1 Fuji apple per person
1/8 cup of napa cabbage kimchi per person (pureed)
2:1 ratio of labne / maple syrup ( 1/2 cup of labne should be enough for 4 people)
1/4 lb of bacon per person
1/4 cup of loosely packed arugula per person
A little olive oil, kosher salt and freshly ground black pepper.
The apples are peeled and sliced and then marinated in the pureed kimchi. It sounds weird but as Chang says “the heat and funk of the kimchi really bring out the sweetness of the fruit’. You can marinate the apples up to 6 hours ahead, but any longer and the kimchi over powers the apples. We bought the kim chi at Arirang Market on Bethel Road and you can find it at other Asian grocery stores.
The green part of the salad is arugula, lightly tossed in olive oil and seasoned with kosher salt and freshly ground pepper. We have substituted other greens and it has not been detrimental.
The dressing is a roughly 2:1 ratio of labne and maple syrup (you can adjust it to taste). Labne is a Middle-Eastern strained yoghurt. It is made from cow’s milk and because it is strained it has a consistency somewhere between soft cheese and yoghurt.
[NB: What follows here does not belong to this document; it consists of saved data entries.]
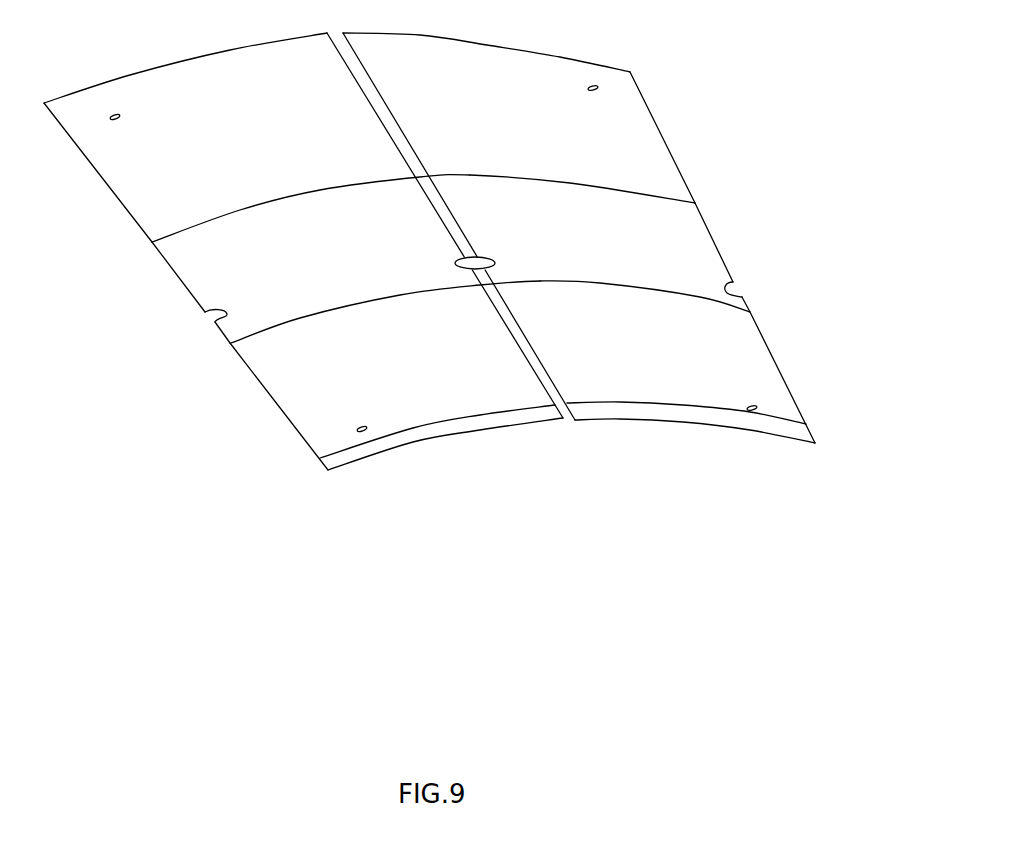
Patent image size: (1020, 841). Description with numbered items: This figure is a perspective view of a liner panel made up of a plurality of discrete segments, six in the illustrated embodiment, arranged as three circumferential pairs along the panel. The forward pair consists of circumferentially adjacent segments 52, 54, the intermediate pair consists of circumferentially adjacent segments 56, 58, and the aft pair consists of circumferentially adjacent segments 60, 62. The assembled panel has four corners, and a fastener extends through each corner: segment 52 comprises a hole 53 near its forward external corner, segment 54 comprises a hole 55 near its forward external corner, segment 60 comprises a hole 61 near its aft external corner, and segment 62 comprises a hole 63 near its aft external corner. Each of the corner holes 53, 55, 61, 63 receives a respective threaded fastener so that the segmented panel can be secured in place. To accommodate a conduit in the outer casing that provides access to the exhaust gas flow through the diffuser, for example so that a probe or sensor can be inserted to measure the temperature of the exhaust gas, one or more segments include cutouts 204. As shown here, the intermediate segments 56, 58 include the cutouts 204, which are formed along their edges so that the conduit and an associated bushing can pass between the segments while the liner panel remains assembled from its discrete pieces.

The segment 52 is at (264, 144).
The hole 53 is at (114, 121).
The segment 54 is at (536, 134).
The hole 55 is at (598, 88).
The segment 56 is at (350, 264).
The segment 58 is at (610, 248).
The segment 60 is at (415, 380).
The hole 61 is at (357, 432).
The segment 62 is at (660, 368).
The hole 63 is at (757, 407).
The cutout 204 is at (206, 316).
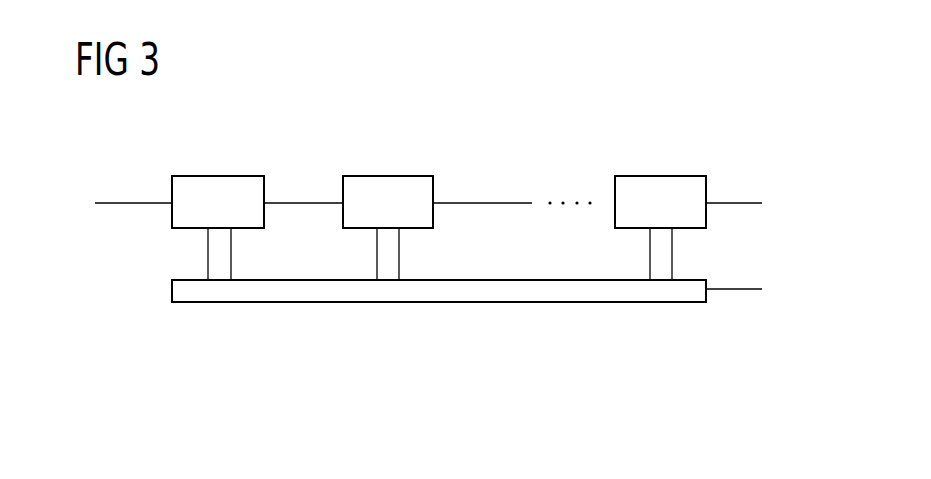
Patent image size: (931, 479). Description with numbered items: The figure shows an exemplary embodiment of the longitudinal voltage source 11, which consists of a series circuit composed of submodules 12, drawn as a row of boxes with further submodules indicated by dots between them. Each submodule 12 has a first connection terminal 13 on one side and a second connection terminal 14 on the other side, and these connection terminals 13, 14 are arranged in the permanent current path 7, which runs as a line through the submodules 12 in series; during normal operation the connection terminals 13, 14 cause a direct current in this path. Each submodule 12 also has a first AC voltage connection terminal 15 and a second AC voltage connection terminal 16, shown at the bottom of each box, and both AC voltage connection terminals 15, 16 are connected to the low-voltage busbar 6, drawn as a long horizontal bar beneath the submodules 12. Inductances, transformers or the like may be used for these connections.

You can find it at Middle Eastern grocery stores such as Mediterranean Imports on High Street and Mecca Market on Hamilton. Maple syrup is easier to find. Ohio is one of the top 5 maple syrup producing states and The Greener Grocer just got some of this season’s Ohio maple syrup.
The salad is topped with smoked jowl bacon baked in the oven (18 minutes at 350°) and served warm. If you aren’t up for making your own, or can’t find jowl bacon you could substitute thick cut smoky bacon. In Columbus I recommend the bacon from Thurn’s or Bluescreek Farm Meats at the North Market. You can cook the bacon ahead of time and reheat and recrisp it before serving.
Place a dollop of the dressing on each plate (1-2 tablespoons). Top with the apples, arugula, bacon and a couple of turns of black pepper. Serve immediately. This is a good dinner party salad because you can prepare everything in advance and then plate it at the last minute.
March 14, 2010
“This recipe is a lot more approachable than pig’s head torchon” — UNDERSTATEMENT OF THE YEAR.
Yeah, when I saw the title of this blog post I knew immediately which salad we were talking about. It is flat-out delicious.
March 15, 2010
I wonder if you could use Chinese pear instead of apple.